There should also be increased transparency with disclosures of affiliations, financial interests, past performance of specific investments, professional qualification, and source of information as well. This would increase market awareness among people and would put them in a better position to judge for themselves if they would like to act on the advice being given to them.

5. Increased Accountability & Authenticity

One must meet a long list of requirements and successfully navigate a rigorous evaluation process in order to become an RIA. The public is more likely to trust the recommendations made and the advice given after this procedure has been duly complied with. Regulations will encourage influencers to act more responsibly and honestly because of the fear that one small piece of misinformation can influence the actions of millions of followers which could result in heavy monetary loss, and additionally they could also breach the guidelines which would have its own consequences of fines or even imprisonment. It is necessary to ensure that the regulations are consistently upheld and the social media platforms are not exploited as a site of wrongdoing.

6. Sponsorship Disclosure

The primary source of income for content producers is via sponsorship. To earn commission, creators advertise goods, services, or investment. Their advice may be tainted by these affiliations, providing viewers with inaccurate or incomplete information. Influencers ought to disclose paid promotions and brand affiliations in simple and comprehensible language in compliance with the DGA Guidelines which came out in the beginning of this year. If they are being paid by certain businesses to promote their investment products, it should be disclosed clearly in the videos. If the video is not sponsored, a disclaimer should be added stating that the investment advice is merely an opinion based on personal research and experience.

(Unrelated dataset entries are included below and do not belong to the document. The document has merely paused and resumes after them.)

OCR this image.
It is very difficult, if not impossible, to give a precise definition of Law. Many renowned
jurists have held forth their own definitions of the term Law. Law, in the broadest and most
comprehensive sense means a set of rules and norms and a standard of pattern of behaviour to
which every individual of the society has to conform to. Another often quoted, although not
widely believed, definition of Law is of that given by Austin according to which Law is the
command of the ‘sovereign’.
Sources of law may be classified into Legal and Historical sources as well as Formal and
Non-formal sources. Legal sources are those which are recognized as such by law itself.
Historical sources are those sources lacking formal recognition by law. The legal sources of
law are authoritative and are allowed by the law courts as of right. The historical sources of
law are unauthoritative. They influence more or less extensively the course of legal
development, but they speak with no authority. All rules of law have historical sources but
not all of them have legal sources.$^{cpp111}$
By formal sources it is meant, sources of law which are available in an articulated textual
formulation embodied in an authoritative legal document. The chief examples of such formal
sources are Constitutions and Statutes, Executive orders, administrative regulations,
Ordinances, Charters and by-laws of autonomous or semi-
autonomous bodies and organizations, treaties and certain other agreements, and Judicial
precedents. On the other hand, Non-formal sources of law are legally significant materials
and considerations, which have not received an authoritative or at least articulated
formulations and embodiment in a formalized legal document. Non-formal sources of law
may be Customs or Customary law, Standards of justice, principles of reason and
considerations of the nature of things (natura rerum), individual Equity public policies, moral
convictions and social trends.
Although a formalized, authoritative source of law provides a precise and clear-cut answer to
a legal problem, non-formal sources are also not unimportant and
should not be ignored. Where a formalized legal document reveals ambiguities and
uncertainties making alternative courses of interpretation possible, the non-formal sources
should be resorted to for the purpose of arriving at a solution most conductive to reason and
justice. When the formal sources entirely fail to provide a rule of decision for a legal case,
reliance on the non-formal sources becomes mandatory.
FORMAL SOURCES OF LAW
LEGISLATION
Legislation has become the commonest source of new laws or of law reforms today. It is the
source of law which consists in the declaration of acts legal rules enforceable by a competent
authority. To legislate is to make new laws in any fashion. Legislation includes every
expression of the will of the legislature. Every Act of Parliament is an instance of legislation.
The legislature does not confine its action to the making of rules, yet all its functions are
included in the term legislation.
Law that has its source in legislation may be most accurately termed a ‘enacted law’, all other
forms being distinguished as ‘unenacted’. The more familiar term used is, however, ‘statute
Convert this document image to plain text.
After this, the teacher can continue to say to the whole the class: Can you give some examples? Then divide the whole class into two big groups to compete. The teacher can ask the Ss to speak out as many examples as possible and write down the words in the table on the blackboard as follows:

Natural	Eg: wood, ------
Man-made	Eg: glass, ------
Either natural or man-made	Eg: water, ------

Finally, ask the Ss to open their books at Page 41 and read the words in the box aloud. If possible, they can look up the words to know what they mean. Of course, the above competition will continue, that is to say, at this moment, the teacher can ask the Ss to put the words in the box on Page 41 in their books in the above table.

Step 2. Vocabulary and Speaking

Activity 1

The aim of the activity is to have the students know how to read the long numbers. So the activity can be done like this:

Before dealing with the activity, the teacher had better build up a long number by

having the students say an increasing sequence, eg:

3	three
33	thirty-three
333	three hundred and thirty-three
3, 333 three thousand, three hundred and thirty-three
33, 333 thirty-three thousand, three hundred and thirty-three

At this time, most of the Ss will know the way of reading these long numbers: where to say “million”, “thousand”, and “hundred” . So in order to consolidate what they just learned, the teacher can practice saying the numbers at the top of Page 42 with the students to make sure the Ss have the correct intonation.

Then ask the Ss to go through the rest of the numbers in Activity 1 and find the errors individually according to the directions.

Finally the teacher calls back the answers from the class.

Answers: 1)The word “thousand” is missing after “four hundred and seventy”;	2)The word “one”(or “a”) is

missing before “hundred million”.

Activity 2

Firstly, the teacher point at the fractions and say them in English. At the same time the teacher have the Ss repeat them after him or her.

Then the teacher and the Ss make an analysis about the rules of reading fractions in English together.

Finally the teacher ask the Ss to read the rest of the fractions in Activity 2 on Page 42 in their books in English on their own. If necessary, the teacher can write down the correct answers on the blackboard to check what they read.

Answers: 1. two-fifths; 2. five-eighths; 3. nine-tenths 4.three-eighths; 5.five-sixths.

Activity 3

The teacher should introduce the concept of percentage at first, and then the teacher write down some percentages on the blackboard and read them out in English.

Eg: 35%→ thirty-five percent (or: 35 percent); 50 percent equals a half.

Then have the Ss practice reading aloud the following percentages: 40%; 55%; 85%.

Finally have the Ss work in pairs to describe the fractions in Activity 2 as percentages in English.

Absence of oversight and regulation in the digital sphere can be dangerous and can lead to unethical financial decisions which could toe the line of illegality. Establishment and regular enforcement of guidelines and regulations is a positive step for this arena since it displays that the government is acknowledging the transactions happening on these social media platforms and is appreciating its significance in the modern world.

There could be undoubtedly many challenges to the implementation of these guideline, one of the potential challenges could be the menace of renting out the registered licenses to promote investment advice. By collaborating with small research analysts, finfluencers use their licences to reach out to clients. Though this is a violation of SEBI Code, influencers continue to engage in this by paying around twenty percent of the commission they earn by providing tips and trading calls. This is done primarily to avoid the restrictive nature of RA while also evading the regulatory watch.

While creating the guidelines, SEBI must consider all these factors and leave no stones unturned to bring parity between the viewers and the influencers, raise investor awareness, and strictly but fairly regulate the capital markets.